Superman: Man of Tomorrow #16 Review

It appears that rumors of Superman: Man of Tomorrow’s demise were exaggerated! The DC Digital First returns with issue #16 on ComiXology and other digital platforms after the end of Robert Venditti’s tenure. It looks like #17 will be coming out later too, so the series is back on track. Unfortunately, it’s not without complications.


The Story

Kenny Porter takes over the writing duties and I’m not sure if it’s just for this issue or if he is taking over long-term. I can’t say that I liked Porter’s style after reading this issue. I’m not too familiar with him because I haven’t read a lot of DC’s anthology specials that have come out like Dog Days of Summer or Cursed Comic Cavalcade. That seems to be where Kenny Porter has gotten a lot of play from DC.

The story concerns Superman having bad dreams about the future and the world. There’s an absolute ton of internal monologue and it amounts to Clark being worried. The internal monologue just seems to go nowhere and is very generic. Porter relies on quantity instead of quality. Rather than figuring out the most poignant way to say something, he says it about ten times in a slightly different way.

Of course, it’s not as simple as that when Darkseid shows up, but honestly, it’s not much more complex than that. There is one really cool moment with a signature Darkseid catchphrase, but other than that, it’s really just a fight issue. But, I really don’t like it when Darkseid is used like this. I’ve never been a big fan of ‘Darkseid boom tubes in and starts killing everything in sight’ stories. I’d rather he have a grand plan like Final Crisis. The way Superman saves everyone is kind of neat, but not enough to save the story.


The Art

Scott Kolins is a really detailed artist. I’ve always liked pouring over his images to find all the little details. Like the scene where Lois is in bed with Clark, I love that she uses a pillow between her knees (it’s the only way to go for side sleepers!), that’s a level of commitment and detail that not a lot of superhero pencilers display. And, a shoutout to the lady holding her head and screaming like the cover of Action Comics #1

So, I’ve always been a fan, especially whenever he draws The Flash.

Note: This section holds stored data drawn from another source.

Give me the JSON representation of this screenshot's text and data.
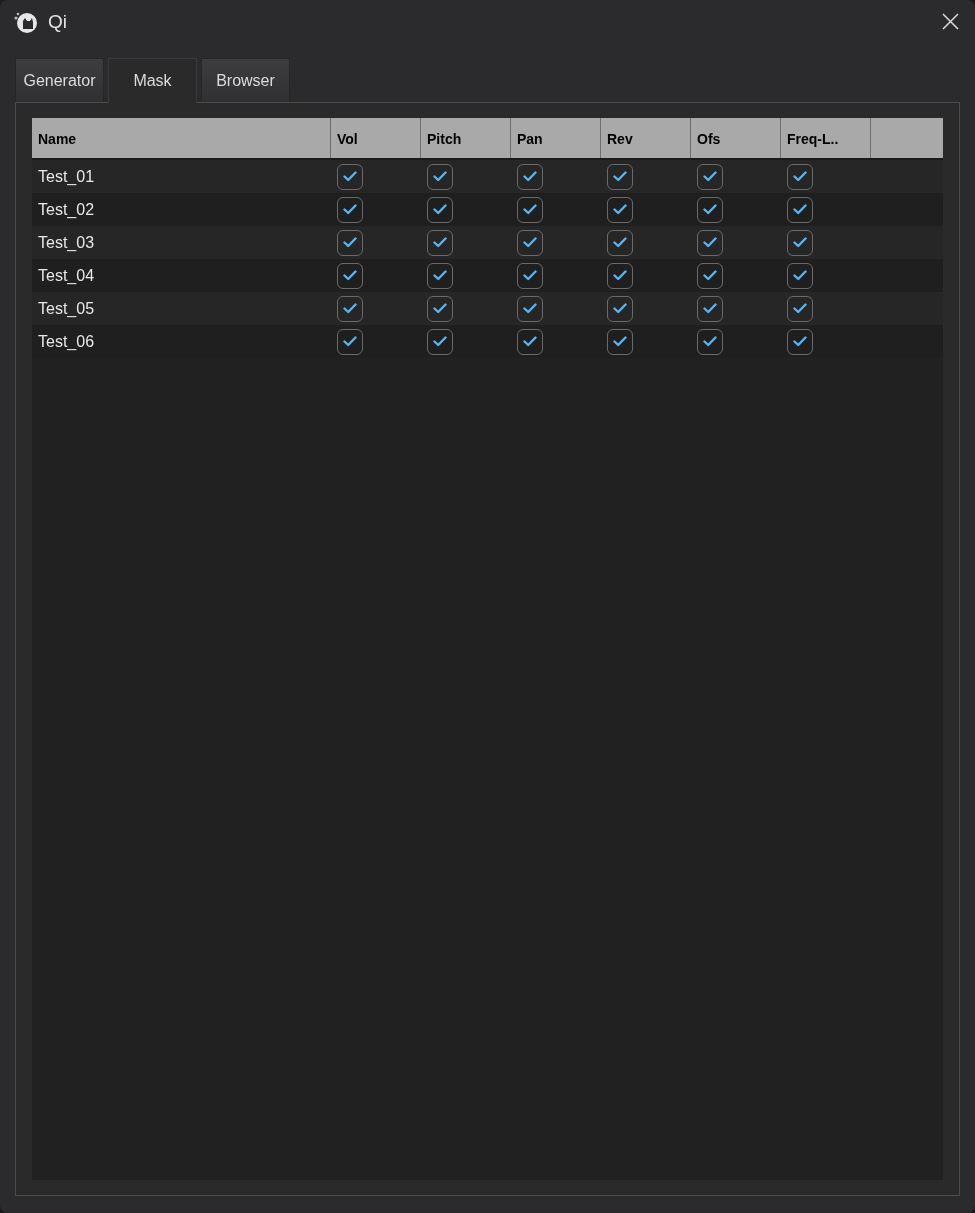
{
  "window": {
    "title": "Qi"
  },
  "tabs": [
    {
      "label": "Generator",
      "selected": false
    },
    {
      "label": "Mask",
      "selected": true
    },
    {
      "label": "Browser",
      "selected": false
    }
  ],
  "table": {
    "columns": [
      "Name",
      "Vol",
      "Pitch",
      "Pan",
      "Rev",
      "Ofs",
      "Freq-L.."
    ],
    "rows": [
      {
        "name": "Test_01",
        "checks": [
          true,
          true,
          true,
          true,
          true,
          true
        ]
      },
      {
        "name": "Test_02",
        "checks": [
          true,
          true,
          true,
          true,
          true,
          true
        ]
      },
      {
        "name": "Test_03",
        "checks": [
          true,
          true,
          true,
          true,
          true,
          true
        ]
      },
      {
        "name": "Test_04",
        "checks": [
          true,
          true,
          true,
          true,
          true,
          true
        ]
      },
      {
        "name": "Test_05",
        "checks": [
          true,
          true,
          true,
          true,
          true,
          true
        ]
      },
      {
        "name": "Test_06",
        "checks": [
          true,
          true,
          true,
          true,
          true,
          true
        ]
      }
    ]
  }
}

I think the heavy lines can make some images muddy though, the scenes where Superman is saving people can be a bit busy. But, that comes with the territory of Scott Kolins’ art. The momentum is good and necessary for action stories, and the anatomy is good for the most part, although there are occasions where bodies look a bit stiff.

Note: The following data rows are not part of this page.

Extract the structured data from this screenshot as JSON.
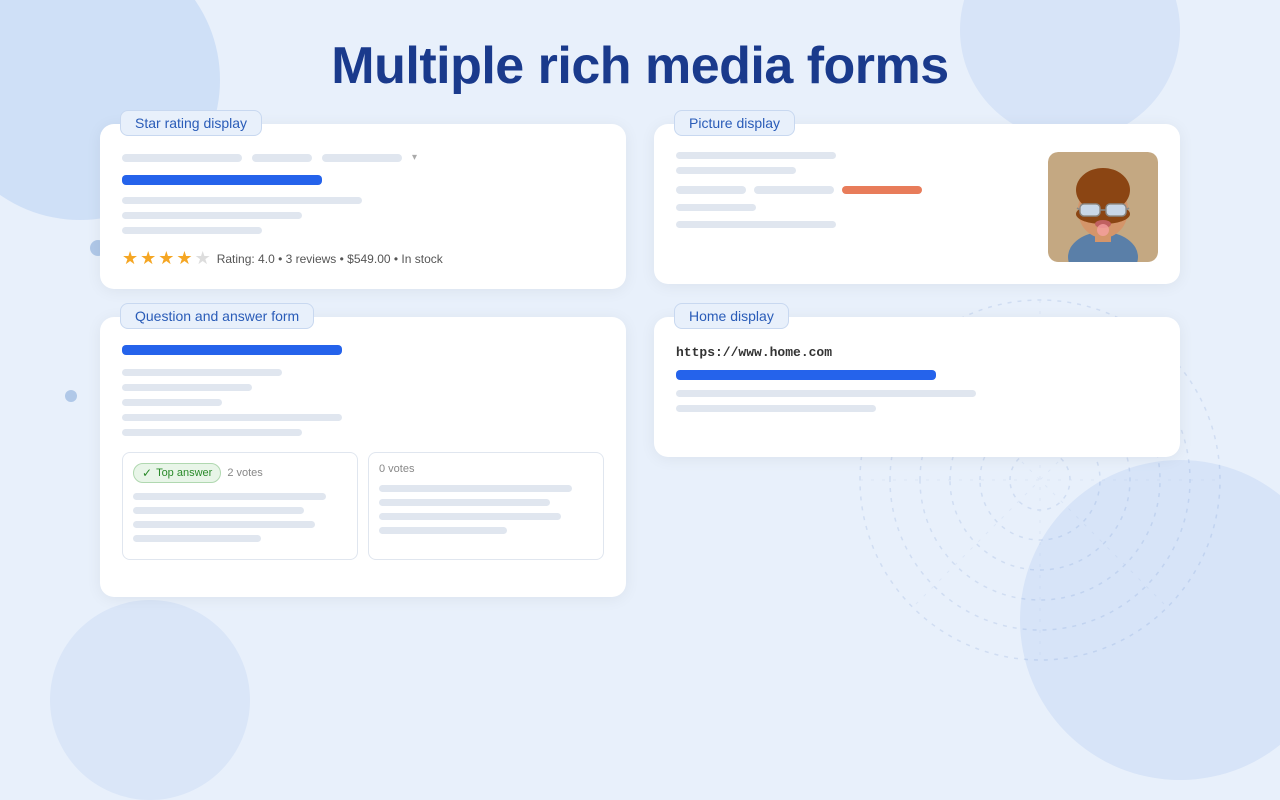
{
  "page": {
    "title": "Multiple rich media forms",
    "background_color": "#e8f0fb"
  },
  "cards": {
    "star_rating": {
      "label": "Star rating display",
      "rating_value": "4.0",
      "reviews_count": "3 reviews",
      "price": "$549.00",
      "stock": "In stock",
      "rating_text": "Rating: 4.0  •  3 reviews  •  $549.00  •  In stock"
    },
    "picture_display": {
      "label": "Picture display"
    },
    "qa_form": {
      "label": "Question and answer form",
      "top_answer_label": "Top answer",
      "votes_top": "2 votes",
      "votes_other": "0 votes"
    },
    "home_display": {
      "label": "Home display",
      "url": "https://www.home.com"
    }
  }
}
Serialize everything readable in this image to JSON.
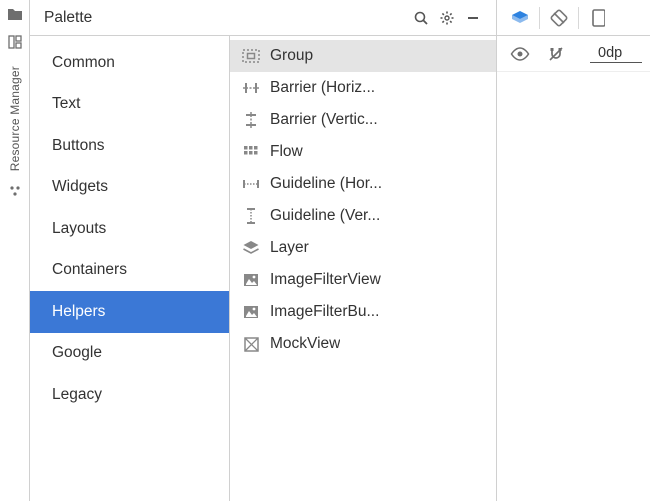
{
  "leftRail": {
    "label": "Resource Manager"
  },
  "palette": {
    "title": "Palette",
    "categories": [
      {
        "label": "Common",
        "selected": false
      },
      {
        "label": "Text",
        "selected": false
      },
      {
        "label": "Buttons",
        "selected": false
      },
      {
        "label": "Widgets",
        "selected": false
      },
      {
        "label": "Layouts",
        "selected": false
      },
      {
        "label": "Containers",
        "selected": false
      },
      {
        "label": "Helpers",
        "selected": true
      },
      {
        "label": "Google",
        "selected": false
      },
      {
        "label": "Legacy",
        "selected": false
      }
    ],
    "components": [
      {
        "icon": "group",
        "label": "Group",
        "selected": true
      },
      {
        "icon": "barrier-h",
        "label": "Barrier (Horiz...",
        "selected": false
      },
      {
        "icon": "barrier-v",
        "label": "Barrier (Vertic...",
        "selected": false
      },
      {
        "icon": "flow",
        "label": "Flow",
        "selected": false
      },
      {
        "icon": "guideline-h",
        "label": "Guideline (Hor...",
        "selected": false
      },
      {
        "icon": "guideline-v",
        "label": "Guideline (Ver...",
        "selected": false
      },
      {
        "icon": "layer",
        "label": "Layer",
        "selected": false
      },
      {
        "icon": "image",
        "label": "ImageFilterView",
        "selected": false
      },
      {
        "icon": "image",
        "label": "ImageFilterBu...",
        "selected": false
      },
      {
        "icon": "mock",
        "label": "MockView",
        "selected": false
      }
    ]
  },
  "rightPanel": {
    "marginValue": "0dp"
  }
}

Luis Guerrero handles colors and I like the way scenes take on a bold coloring. You can see in the panels I have here that they are dripping in yellows, blues, and reds depending on the mood and what is happening in the scene. Scott Kolins’ art is very bold and striking, I like that the colors follow suit.


Conclusions

While I like Scott Kolins’ art, it’s not enough for me. The writing just isn’t there for me. It feels like someone who is writing what Superman is ‘supposed’ to feel or think, not what he does think. The comic is weighted down by excessive internal monologue that feels superfluous and not supported by a strong plot and shallow character work. There’s a lot to work towards in the future if Kenny Porter remains on Superman: Man of Tomorrow, but let’s hope this series turns it around. Since it’s an anthology, there’s a good chance of creative turnover.